For the next 20 to 30 minutes, she held John and talked to him, trying to keep his spirits up.
In the ambulance, John began experiencing phantom pain, complaining that his now severed hands were hurting.
A 2012 photo of John Thompson, 20 years after his arms were ripped off in a farm accident near Hursdfield, N.D. His arms were reattached in a story that made international news. "That's usually the first thing people say: 'You're the kid in the bathtub.' But the publicity was positive in many ways, too, he said.
Today, th... 101 5th Street North, "That's not easy to deal with as a young man and wanting to be independent," she said.But the attention that has followed him for the past two decades has been harder to deal with than the actual disability, John Thompson said. Farm accident amputee John Thompson whose arms were microsurgically re-attached, using a Dirt Devil upright vacuum on his living rm. He only lived a few miles away. John said he dropped out, but was still on the ballot that year. Fargo, Get premium, high resolution news photos at Getty Images "That's always been a great thing about it," he said.Readers can reach Forum reporter Heidi Shaffer at (701) 241-5511 The tractor’s engine powers another metal shaft, called a power takeoff, which sets the auger in motion, carrying the grain into the bins.It was something he had done many times. He made his way 100 yards uphill to the house.
As Renee hustled in to comfort him, he implored her to keep Tammy away.It took only a moment for Renee to realize just how bad it was. He often had to hand the keys to a client.Things are more difficult for Thompson, but he still does them. The attending physician immediately phoned Van Beek, who was on call at North Memorial hospital, a regional trauma center that has six microsurgeons skilled in limb reattachment. He was in the bathtub with the shower curtain covering most of him.
In an April 4, 1992 photo, John Thompson, right, stands with his parents, Larry and Karen, in front of a combine at his parent's farm near Hurdsfield, N.D. On a January day in 1992, an accident on a central North Dakota farm forever changed John Thompson's life. The then-high school senior's arms were severed by a tractor's power intake and successfully reattached in an eight-hour surgery. "The attention was way harder. ND Once he had hung up, John made it to the bathroom and got in the bathtub – so he wouldn’t stain his mother’s carpet.Tammy called her stepmother, Sharon Thompson and told her to call an ambulance. Unable to open a sliding patio door because it was locked, John used the bone sticking from his left shoulder to open the screen door at the front of the house. They arrived at the Thompson farm in about five minutes. "I don't care how old your child is, if your child is in pain, whether it's physical or psychological, you feel it," she said.His disability has made finding work difficult, Karen Thompson said.

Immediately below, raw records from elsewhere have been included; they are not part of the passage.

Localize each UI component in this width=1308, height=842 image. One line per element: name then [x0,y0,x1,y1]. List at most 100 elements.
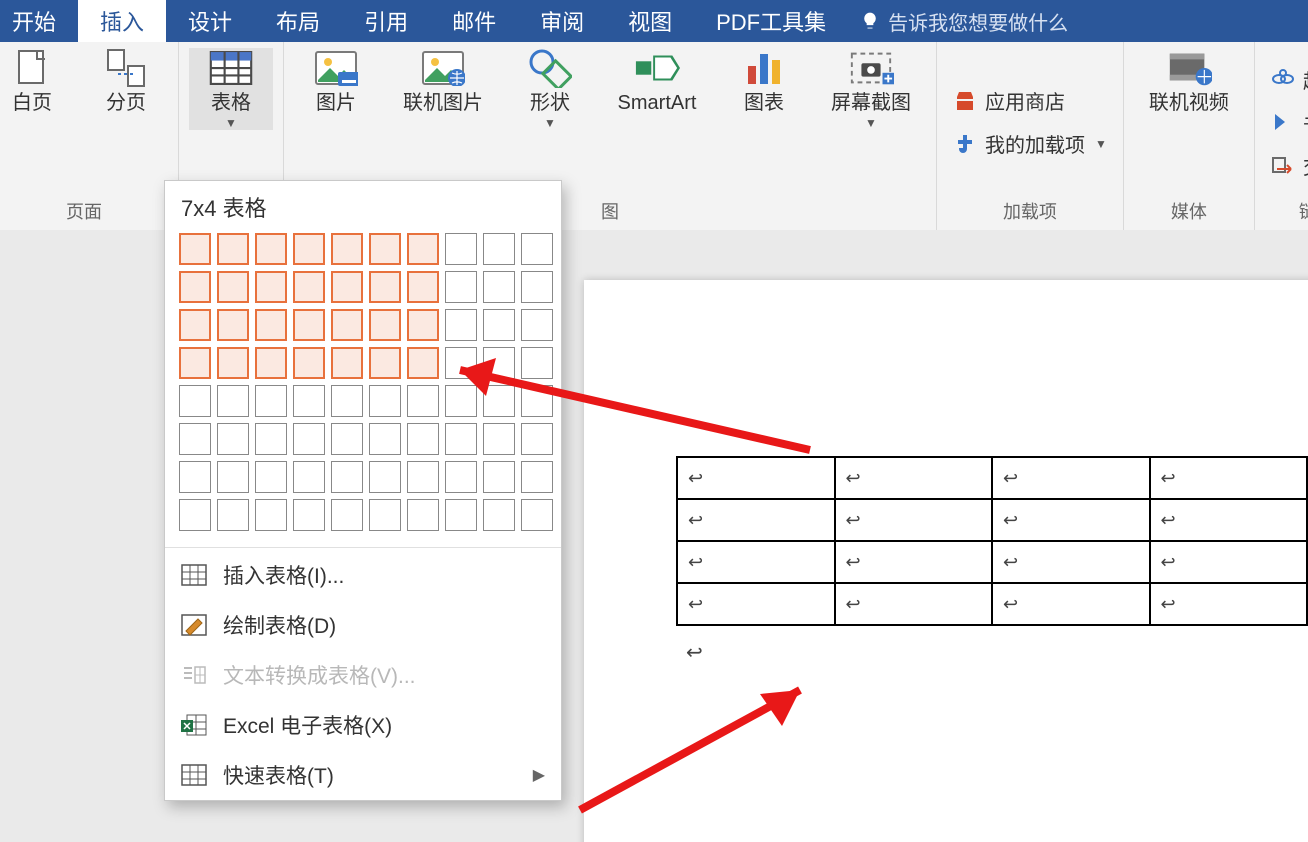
table-cell[interactable]: ↩ [677,583,835,625]
table-cell[interactable]: ↩ [835,499,993,541]
grid-cell[interactable] [407,271,439,303]
grid-cell[interactable] [445,347,477,379]
grid-cell[interactable] [293,461,325,493]
grid-cell[interactable] [445,385,477,417]
grid-cell[interactable] [369,423,401,455]
grid-cell[interactable] [483,309,515,341]
grid-cell[interactable] [217,271,249,303]
table-cell[interactable]: ↩ [992,541,1150,583]
grid-cell[interactable] [331,309,363,341]
grid-cell[interactable] [369,499,401,531]
grid-cell[interactable] [331,271,363,303]
grid-cell[interactable] [369,233,401,265]
draw-table-menuitem[interactable]: 绘制表格(D) [165,600,561,650]
online-picture-button[interactable]: 联机图片 [388,48,498,114]
grid-cell[interactable] [293,385,325,417]
blank-page-button[interactable]: 白页 [0,48,74,114]
grid-cell[interactable] [521,233,553,265]
table-button[interactable]: 表格 ▼ [189,48,273,130]
excel-spreadsheet-menuitem[interactable]: Excel 电子表格(X) [165,700,561,750]
grid-cell[interactable] [331,233,363,265]
grid-cell[interactable] [179,309,211,341]
table-cell[interactable]: ↩ [835,583,993,625]
table-cell[interactable]: ↩ [1150,541,1308,583]
tab-start[interactable]: 开始 [0,0,78,42]
grid-cell[interactable] [293,499,325,531]
tab-view[interactable]: 视图 [606,0,694,42]
bookmark-button[interactable]: 书签 [1265,104,1308,141]
grid-cell[interactable] [217,385,249,417]
tab-review[interactable]: 审阅 [518,0,606,42]
picture-button[interactable]: 图片 [294,48,378,114]
grid-cell[interactable] [217,499,249,531]
grid-cell[interactable] [331,461,363,493]
grid-cell[interactable] [445,423,477,455]
grid-cell[interactable] [521,309,553,341]
page-break-button[interactable]: 分页 [84,48,168,114]
table-cell[interactable]: ↩ [992,499,1150,541]
grid-cell[interactable] [331,423,363,455]
grid-cell[interactable] [521,347,553,379]
grid-cell[interactable] [217,347,249,379]
grid-cell[interactable] [217,309,249,341]
grid-cell[interactable] [217,461,249,493]
table-cell[interactable]: ↩ [677,457,835,499]
grid-cell[interactable] [255,347,287,379]
grid-cell[interactable] [521,499,553,531]
grid-cell[interactable] [445,309,477,341]
app-store-button[interactable]: 应用商店 [947,82,1113,119]
inserted-table[interactable]: ↩↩↩↩ ↩↩↩↩ ↩↩↩↩ ↩↩↩↩ [676,456,1308,626]
grid-cell[interactable] [179,233,211,265]
grid-cell[interactable] [483,233,515,265]
grid-cell[interactable] [407,385,439,417]
table-cell[interactable]: ↩ [1150,499,1308,541]
quick-tables-menuitem[interactable]: 快速表格(T) ▶ [165,750,561,800]
insert-table-menuitem[interactable]: 插入表格(I)... [165,550,561,600]
table-cell[interactable]: ↩ [992,583,1150,625]
chart-button[interactable]: 图表 [722,48,806,114]
grid-cell[interactable] [255,233,287,265]
tell-me-search[interactable]: 告诉我您想要做什么 [848,0,1080,42]
grid-cell[interactable] [331,347,363,379]
table-cell[interactable]: ↩ [1150,457,1308,499]
table-size-grid[interactable] [165,229,561,545]
grid-cell[interactable] [255,385,287,417]
grid-cell[interactable] [255,461,287,493]
grid-cell[interactable] [217,423,249,455]
grid-cell[interactable] [293,347,325,379]
table-cell[interactable]: ↩ [1150,583,1308,625]
grid-cell[interactable] [293,233,325,265]
grid-cell[interactable] [407,461,439,493]
grid-cell[interactable] [445,271,477,303]
grid-cell[interactable] [369,461,401,493]
grid-cell[interactable] [369,271,401,303]
grid-cell[interactable] [369,309,401,341]
grid-cell[interactable] [407,233,439,265]
grid-cell[interactable] [445,499,477,531]
grid-cell[interactable] [179,461,211,493]
hyperlink-button[interactable]: 超链接 [1265,61,1308,98]
tab-mail[interactable]: 邮件 [430,0,518,42]
table-cell[interactable]: ↩ [677,499,835,541]
grid-cell[interactable] [483,271,515,303]
my-addins-button[interactable]: 我的加载项 ▼ [947,125,1113,162]
smartart-button[interactable]: SmartArt [602,48,712,114]
cross-reference-button[interactable]: 交叉引 [1265,147,1308,184]
grid-cell[interactable] [407,309,439,341]
grid-cell[interactable] [255,271,287,303]
grid-cell[interactable] [407,499,439,531]
grid-cell[interactable] [293,309,325,341]
grid-cell[interactable] [445,233,477,265]
table-cell[interactable]: ↩ [835,457,993,499]
grid-cell[interactable] [483,385,515,417]
grid-cell[interactable] [521,271,553,303]
grid-cell[interactable] [521,461,553,493]
grid-cell[interactable] [217,233,249,265]
grid-cell[interactable] [445,461,477,493]
tab-references[interactable]: 引用 [342,0,430,42]
grid-cell[interactable] [483,461,515,493]
table-cell[interactable]: ↩ [835,541,993,583]
grid-cell[interactable] [521,423,553,455]
online-video-button[interactable]: 联机视频 [1134,48,1244,114]
grid-cell[interactable] [407,347,439,379]
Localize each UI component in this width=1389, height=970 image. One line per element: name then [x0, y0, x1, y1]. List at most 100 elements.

He set the metal auger into place to feed the grain into the bins, then he parked the tractor next to the auger.
The story of a small-town North Dakota kid who dialed for help with a pencil clenched in his teeth and waited in the bathtub so he wouldn't get blood on his mother's carpet was featured in national headlines.Today, Thompson still gets recognized almost everywhere he goes, and it's those details people remember, he said. He wanted to clear the line so she could call the ambulance as quickly as possible. He remembers slipping on the ice, feeling a tug on his shirt – and in a terrifying moment, John was seriously injured, conscious, and alone.